An Appraisal of Gen. Tri, III Corps Commander

Upon returning to the United States, after his tour as the Deputy Senior Advisor of ARVN III Corps (December 1969 to November 1970), Brigadier General D.P, MacAuliffe submitted his Senior Officer Debriefing Report to the Department of the Army on November 26, 1970. In this document, General McAuliffe offered his appraisal of General Do Cao Tri as following:

Having served with Lieutenant General Do Cao Tri in a close working relationship on a daily basis for the past year, I have been impressed by his patriotism, dedication to the Army and his mission, strong pragmatic leadership, relentless drive against the enemy, personal courage (his heroism in combat is legend), honor, and love for the Vietnamese soldiers entrusted to him.

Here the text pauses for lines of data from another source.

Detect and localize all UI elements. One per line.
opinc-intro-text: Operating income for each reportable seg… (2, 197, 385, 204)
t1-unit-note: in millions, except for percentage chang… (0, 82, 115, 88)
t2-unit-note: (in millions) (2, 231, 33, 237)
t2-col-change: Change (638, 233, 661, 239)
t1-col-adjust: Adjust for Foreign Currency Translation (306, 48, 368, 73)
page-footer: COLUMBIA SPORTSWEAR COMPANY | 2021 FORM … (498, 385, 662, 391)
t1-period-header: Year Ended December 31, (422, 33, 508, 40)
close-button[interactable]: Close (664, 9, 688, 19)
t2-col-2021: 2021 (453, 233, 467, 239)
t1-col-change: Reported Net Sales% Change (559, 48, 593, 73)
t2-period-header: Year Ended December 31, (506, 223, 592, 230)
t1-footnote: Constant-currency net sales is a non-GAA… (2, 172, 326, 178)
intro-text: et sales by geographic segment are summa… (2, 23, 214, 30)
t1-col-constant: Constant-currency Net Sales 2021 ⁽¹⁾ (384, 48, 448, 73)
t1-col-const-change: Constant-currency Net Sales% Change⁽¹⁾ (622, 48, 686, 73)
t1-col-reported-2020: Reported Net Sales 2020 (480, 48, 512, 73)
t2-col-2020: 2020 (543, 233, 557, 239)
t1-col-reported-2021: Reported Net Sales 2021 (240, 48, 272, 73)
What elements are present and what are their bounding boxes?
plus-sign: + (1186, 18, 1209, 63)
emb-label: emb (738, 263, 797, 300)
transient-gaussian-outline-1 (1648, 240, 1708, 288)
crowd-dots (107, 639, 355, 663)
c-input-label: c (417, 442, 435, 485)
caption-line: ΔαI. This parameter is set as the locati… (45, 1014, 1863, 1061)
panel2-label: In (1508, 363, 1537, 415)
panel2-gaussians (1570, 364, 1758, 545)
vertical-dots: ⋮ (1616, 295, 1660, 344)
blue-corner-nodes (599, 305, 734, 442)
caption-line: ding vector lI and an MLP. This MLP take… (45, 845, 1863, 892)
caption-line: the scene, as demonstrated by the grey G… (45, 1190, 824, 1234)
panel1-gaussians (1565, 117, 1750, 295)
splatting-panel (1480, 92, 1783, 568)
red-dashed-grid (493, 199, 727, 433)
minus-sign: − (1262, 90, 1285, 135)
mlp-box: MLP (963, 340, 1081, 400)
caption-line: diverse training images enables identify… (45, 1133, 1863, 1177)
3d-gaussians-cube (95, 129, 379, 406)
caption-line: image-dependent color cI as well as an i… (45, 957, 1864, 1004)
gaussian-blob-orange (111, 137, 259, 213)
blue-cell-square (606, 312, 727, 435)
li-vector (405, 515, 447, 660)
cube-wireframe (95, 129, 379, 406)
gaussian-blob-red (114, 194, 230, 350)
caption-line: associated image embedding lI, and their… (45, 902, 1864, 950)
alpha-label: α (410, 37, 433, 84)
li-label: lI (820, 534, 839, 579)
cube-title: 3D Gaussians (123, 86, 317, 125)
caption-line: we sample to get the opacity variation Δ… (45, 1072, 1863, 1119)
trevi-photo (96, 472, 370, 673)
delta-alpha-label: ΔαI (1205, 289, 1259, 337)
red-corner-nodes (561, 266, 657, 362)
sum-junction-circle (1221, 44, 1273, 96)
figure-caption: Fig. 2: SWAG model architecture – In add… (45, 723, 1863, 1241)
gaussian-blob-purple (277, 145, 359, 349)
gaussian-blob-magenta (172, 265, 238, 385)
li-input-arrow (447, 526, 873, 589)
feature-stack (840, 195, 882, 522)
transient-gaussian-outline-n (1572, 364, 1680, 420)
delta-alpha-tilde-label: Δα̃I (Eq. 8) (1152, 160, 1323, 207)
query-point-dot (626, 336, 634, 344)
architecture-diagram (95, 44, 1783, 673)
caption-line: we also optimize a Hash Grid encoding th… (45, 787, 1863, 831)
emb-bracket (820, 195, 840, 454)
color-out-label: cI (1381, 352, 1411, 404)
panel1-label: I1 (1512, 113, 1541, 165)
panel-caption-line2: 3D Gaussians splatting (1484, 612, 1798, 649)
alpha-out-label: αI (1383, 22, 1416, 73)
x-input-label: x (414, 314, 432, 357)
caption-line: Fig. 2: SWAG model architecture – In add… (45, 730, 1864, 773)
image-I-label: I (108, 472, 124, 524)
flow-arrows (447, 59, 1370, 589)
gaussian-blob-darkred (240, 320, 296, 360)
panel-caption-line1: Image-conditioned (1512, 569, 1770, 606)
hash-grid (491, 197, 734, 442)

There is no question but that much of the credit for the extraordinary progress made by III Corps and MR 3 in the past year must be attributed personally to General Tri, for his enlightened leadership, initiative, resolve, perception and vision. Yet, rumors of corruption follow him', alleging, for example, that he receives kickbacks from province chiefs and from the lumber industry, and is involved in black market activities. By his own admission, General Tri is wealthy but he maintains that his wealth is inherited. His family has, for generations, owned much land in Bien Hoa Province. He makes no effort to conceal the trappings of luxury with which he is surrounded in garrison and at home. As one born to wealth, he takes much of this for granted. I find the charge of corruption --as we understand it in a western sense completely incongruous with the soldierly qualities which are paramount in his character. Moreover, it has been my personal observation that the rumors of corruption associated with General Tri seem to rise and fall in direct proportion to his current prominence and popularity. Military Region 3 and, in fact, the country would be the real losers if such allegations were permitted to neutralize or remove his superb leadership.

This debriefing report was declassified on 11 Jun 1983.